Pour autant, les filles ne sont pas explicitement interdites. Mais « l’interdiction » collective s’est érigée elle-même en réponse à des injonctions sociétales. Tomber, se faire mal, s’entêter, faire preuve de spontanéité sont rarement des termes qu’on valorise et qu’on accorde au féminin.

Alors, quand on est une fille et qu’on veut s’essayer au skate, on fait quoi? Comment on commence? Comment on s’améliore?

C’est à cette problématique que Sophie Berthollet a souhaité répondre quand elle a cofondé l’Association Realaxe à Paris, il y a de ça près de six ans. Une association qui entend démocratiser la pratique du skate au féminin.

Alors bien sûr l’appréhension, la peur du débutant, les qu’en-dira-t-on font partie du lot pour tout néophyte, peu importe la discipline. Mais dans un sport où l’image a été sans relâche associée à celle de jeunes garçons rebelles, il est encore plus compliqué de concevoir que l’on a sa place. Et pourtant…

Aussi, chaque semaine l’Association propose différents créneaux de cours et de pratique libre encadrée à ses adhérentes. L’occasion de goûter aux joies que procure le skate, sans gêne.

Mais la mission ne s’arrête pas là. Les non-membres peuvent elles aussi venir expérimenter ces sensations de glisse lors de « girl sessions » mensuelles partout en Île-de-France. Elles sont ouvertes à toutes, mais aussi à… tous! Car le but ici n’est pas de continuer à creuser un quelconque fossé, en séparant les genres, mais de créer en priorité un cadre bienveillant et rassurant pour la pratique féminine. Parce que, lorsque l’obsession devient trop forte et que se lancer devient une évidence, il est bon de pouvoir compter sur une communauté.

ENSEMBLE ON VA PLUS LOIN!

Quand on s’adonne au skate, très vite, des bruits, que l’on avait vaguement entendus çà et là au gré de ses pérégrinations citadines, deviennent des sons familiers et rassurants. Les planches qui claquent, les roues qui foulent le bitume.

On peut commencer, avoir envie de faire du skate pour différentes raisons : on pratique déjà un sport de glisse (surf ou snowboard, par exemple), on a été influencée par la culture, on a des connaissances qui en font ou tout simplement parce qu’on a envie d’essayer. Au final, les sensations et les bénéfices qu’on en retirera seront tout aussi valables. Et peut-être, parce qu’on est une fille, il y a comme un air révolutionnaire quand on ride. Ça n’en est que plus intense.
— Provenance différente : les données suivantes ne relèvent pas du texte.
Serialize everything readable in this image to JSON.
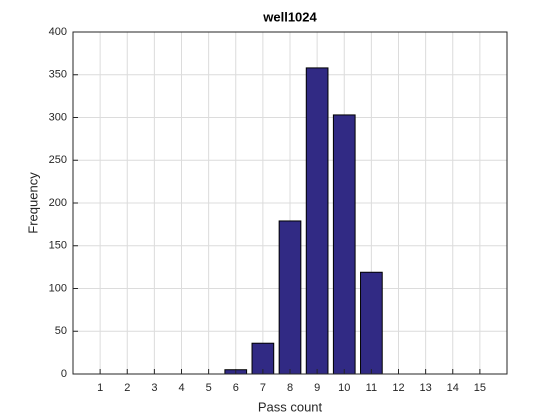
{
  "chart_data": {
    "type": "bar",
    "title": "well1024",
    "x_label": "Pass count",
    "y_label": "Frequency",
    "x": [
      1,
      2,
      3,
      4,
      5,
      6,
      7,
      8,
      9,
      10,
      11,
      12,
      13,
      14,
      15
    ],
    "values": [
      0,
      0,
      0,
      0,
      0,
      5,
      36,
      179,
      358,
      303,
      119,
      0,
      0,
      0,
      0
    ],
    "color": "#312a84",
    "edge_color": "#000000",
    "bar_width": 0.8,
    "xlim": [
      0,
      16
    ],
    "xticks": [
      1,
      2,
      3,
      4,
      5,
      6,
      7,
      8,
      9,
      10,
      11,
      12,
      13,
      14,
      15
    ],
    "ylim": [
      0,
      400
    ],
    "yticks": [
      0,
      50,
      100,
      150,
      200,
      250,
      300,
      350,
      400
    ],
    "grid": true
  }
}
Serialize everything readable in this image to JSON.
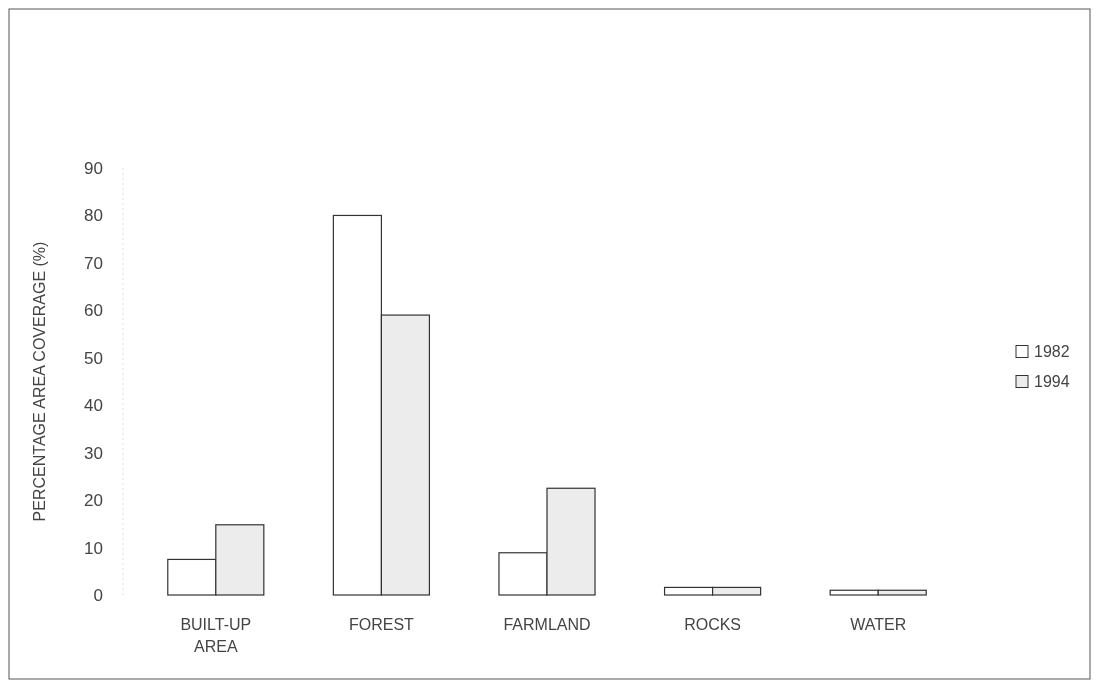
{
  "chart_data": {
    "type": "bar",
    "ylabel": "PERCENTAGE AREA COVERAGE (%)",
    "categories": [
      "BUILT-UP AREA",
      "FOREST",
      "FARMLAND",
      "ROCKS",
      "WATER"
    ],
    "series": [
      {
        "name": "1982",
        "color": "#ffffff",
        "values": [
          7.5,
          80,
          8.9,
          1.6,
          1.0
        ]
      },
      {
        "name": "1994",
        "color": "#ececec",
        "values": [
          14.8,
          59,
          22.5,
          1.6,
          1.0
        ]
      }
    ],
    "ylim": [
      0,
      90
    ],
    "yticks": [
      0,
      10,
      20,
      30,
      40,
      50,
      60,
      70,
      80,
      90
    ],
    "legend": "right"
  }
}
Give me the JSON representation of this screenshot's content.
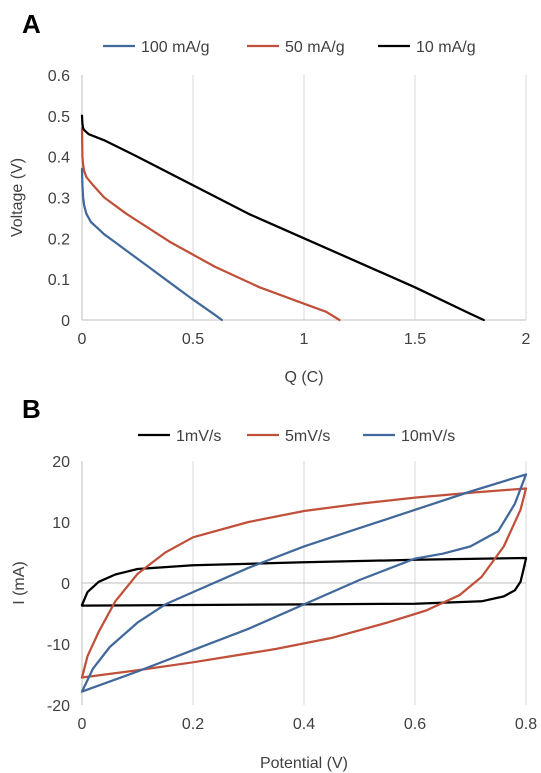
{
  "chart_data": [
    {
      "panel_label": "A",
      "type": "line",
      "title": "",
      "xlabel": "Q (C)",
      "ylabel": "Voltage (V)",
      "xlim": [
        0,
        2
      ],
      "ylim": [
        0,
        0.6
      ],
      "xticks": [
        "0",
        "0.5",
        "1",
        "1.5",
        "2"
      ],
      "yticks": [
        "0",
        "0.1",
        "0.2",
        "0.3",
        "0.4",
        "0.5",
        "0.6"
      ],
      "grid": "vertical",
      "legend": "top",
      "series": [
        {
          "name": "100 mA/g",
          "color": "#41689b",
          "x": [
            0.0,
            0.002,
            0.005,
            0.01,
            0.02,
            0.04,
            0.07,
            0.1,
            0.15,
            0.2,
            0.3,
            0.4,
            0.5,
            0.6,
            0.63
          ],
          "y": [
            0.37,
            0.33,
            0.3,
            0.28,
            0.26,
            0.24,
            0.225,
            0.21,
            0.19,
            0.17,
            0.13,
            0.09,
            0.05,
            0.012,
            0.0
          ]
        },
        {
          "name": "50 mA/g",
          "color": "#c0503a",
          "x": [
            0.0,
            0.002,
            0.005,
            0.01,
            0.02,
            0.05,
            0.1,
            0.2,
            0.4,
            0.6,
            0.8,
            1.0,
            1.1,
            1.16
          ],
          "y": [
            0.47,
            0.4,
            0.38,
            0.365,
            0.35,
            0.33,
            0.3,
            0.26,
            0.19,
            0.13,
            0.08,
            0.04,
            0.02,
            0.0
          ]
        },
        {
          "name": "10 mA/g",
          "color": "#000000",
          "x": [
            0.0,
            0.002,
            0.005,
            0.01,
            0.03,
            0.1,
            0.25,
            0.5,
            0.75,
            1.0,
            1.25,
            1.5,
            1.75,
            1.81
          ],
          "y": [
            0.5,
            0.48,
            0.47,
            0.465,
            0.455,
            0.44,
            0.4,
            0.33,
            0.26,
            0.2,
            0.14,
            0.08,
            0.015,
            0.0
          ]
        }
      ]
    },
    {
      "panel_label": "B",
      "type": "line",
      "title": "",
      "xlabel": "Potential (V)",
      "ylabel": "I (mA)",
      "xlim": [
        0,
        0.8
      ],
      "ylim": [
        -20,
        20
      ],
      "xticks": [
        "0",
        "0.2",
        "0.4",
        "0.6",
        "0.8"
      ],
      "yticks": [
        "-20",
        "-10",
        "0",
        "10",
        "20"
      ],
      "grid": "vertical",
      "legend": "top",
      "series": [
        {
          "name": "1mV/s",
          "color": "#000000",
          "x": [
            0.0,
            0.01,
            0.03,
            0.06,
            0.1,
            0.2,
            0.4,
            0.6,
            0.8,
            0.8,
            0.795,
            0.79,
            0.78,
            0.76,
            0.72,
            0.6,
            0.4,
            0.2,
            0.0,
            0.0
          ],
          "y": [
            -3.6,
            -1.5,
            0.2,
            1.4,
            2.3,
            2.9,
            3.4,
            3.8,
            4.1,
            4.0,
            2.0,
            0.2,
            -1.2,
            -2.2,
            -3.0,
            -3.4,
            -3.5,
            -3.6,
            -3.7,
            -3.6
          ]
        },
        {
          "name": "5mV/s",
          "color": "#c0503a",
          "x": [
            0.0,
            0.01,
            0.03,
            0.06,
            0.1,
            0.15,
            0.2,
            0.3,
            0.4,
            0.5,
            0.6,
            0.7,
            0.8,
            0.8,
            0.79,
            0.76,
            0.72,
            0.68,
            0.62,
            0.55,
            0.45,
            0.35,
            0.2,
            0.1,
            0.0
          ],
          "y": [
            -15.5,
            -12.0,
            -8.0,
            -3.0,
            1.5,
            5.0,
            7.5,
            10.0,
            11.8,
            13.0,
            14.0,
            14.8,
            15.5,
            15.5,
            12.0,
            6.0,
            1.0,
            -2.0,
            -4.5,
            -6.5,
            -9.0,
            -10.8,
            -13.0,
            -14.3,
            -15.5
          ]
        },
        {
          "name": "10mV/s",
          "color": "#41689b",
          "x": [
            0.0,
            0.02,
            0.05,
            0.1,
            0.15,
            0.2,
            0.3,
            0.4,
            0.5,
            0.6,
            0.7,
            0.8,
            0.8,
            0.78,
            0.75,
            0.7,
            0.65,
            0.6,
            0.5,
            0.4,
            0.3,
            0.2,
            0.1,
            0.0
          ],
          "y": [
            -17.8,
            -14.0,
            -10.5,
            -6.5,
            -3.5,
            -1.5,
            2.5,
            6.0,
            9.0,
            12.0,
            15.0,
            17.8,
            17.8,
            13.0,
            8.5,
            6.0,
            4.8,
            4.0,
            0.5,
            -3.5,
            -7.5,
            -11.0,
            -14.5,
            -17.8
          ]
        }
      ]
    }
  ]
}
Car oui, même dans une grande ville comme Paris, se balader avec une planche, c’est s’attirer quelques regards appuyés. Monter dessus, c’est en concentrer encore plus. Des comportements qui peuvent vous faire sentir ailleurs qu’à votre place. Et bien souvent, les plus troublants ne sont pas les plus méprisants ni les plus interrogateurs, mais ceux un peu trop bienveillants vous donnant la sensation d’être une petite fleur délicate qui ne devrait pas tenter ollie et consorts au risque de tomber, de se salir ou de se faire mal.

Mais avec Realaxe, pas de ça. Encadrée, certes, mais avec un espace suffisant pour exprimer qui on est, peu importe son âge ou bien son style.

Team baggy ou bien legging. Team all black ou bien couleurs. Pas besoin de se comporter comme on imagine que les autres souhaiteraient que l’on soit. On vient comme on est. Girl Power oui, mais sans les clichés.

Et on se prend au jeu, car au final il ne s’agit que de ça : s’amuser. S’amuser et participer à redéfinir l’image du « skateur ».

À mesure qu’on fait défiler le paysage, peu importe à quelle vitesse, et que le vent nous caresse le visage, on s’approprie l’espace urbain. Ce n’est pas qu’une révolution personnelle, mais bien collective : les filles, en communauté, en sororité presque, occupent l’espace. Sans compétition ni pression. Juste pour le goût de la liberté.

Une liberté physique, déjà. Se tenir debout sur une planche en bois montée sur des roues, être à l’aise, avancer, c’est savourer une sensation assez inouïe. Une sensation à laquelle on devient vite accroc.

Mais c’est aussi une liberté qui touche au mental.

Se déconstruire pour se mettre en mouvement

Au-delà du simple fait d’apprendre à faire des tricks, on apprend surtout à se déconstruire. À être plus souple sur nos jambes, à se projeter différemment, à anticiper autrement. On apprend à tomber également, et surtout à se relever. Toujours. Au sens propre, comme au figuré.

Répétition, répétition et encore répétition du mouvement. On apprend, on désapprend pour mieux réapprendre par la suite. On devient patience et persévérance.

Et si, depuis tout ce temps, Realaxe continue sa belle expansion, c’est parce que l’Association a su conforter les ambitions des nombreuses pratiquantes et annihiler tout sentiment d’exclusion. Elle a su montrer qu’il n’y avait pas de place à chercher ni à mériter. La place qu’il nous est destiné d’occuper a toujours été là peu importe l’époque, le genre, l’âge ou le style. Et pour pleinement le comprendre, il suffisait de monter sur une planche et de commencer à pousser.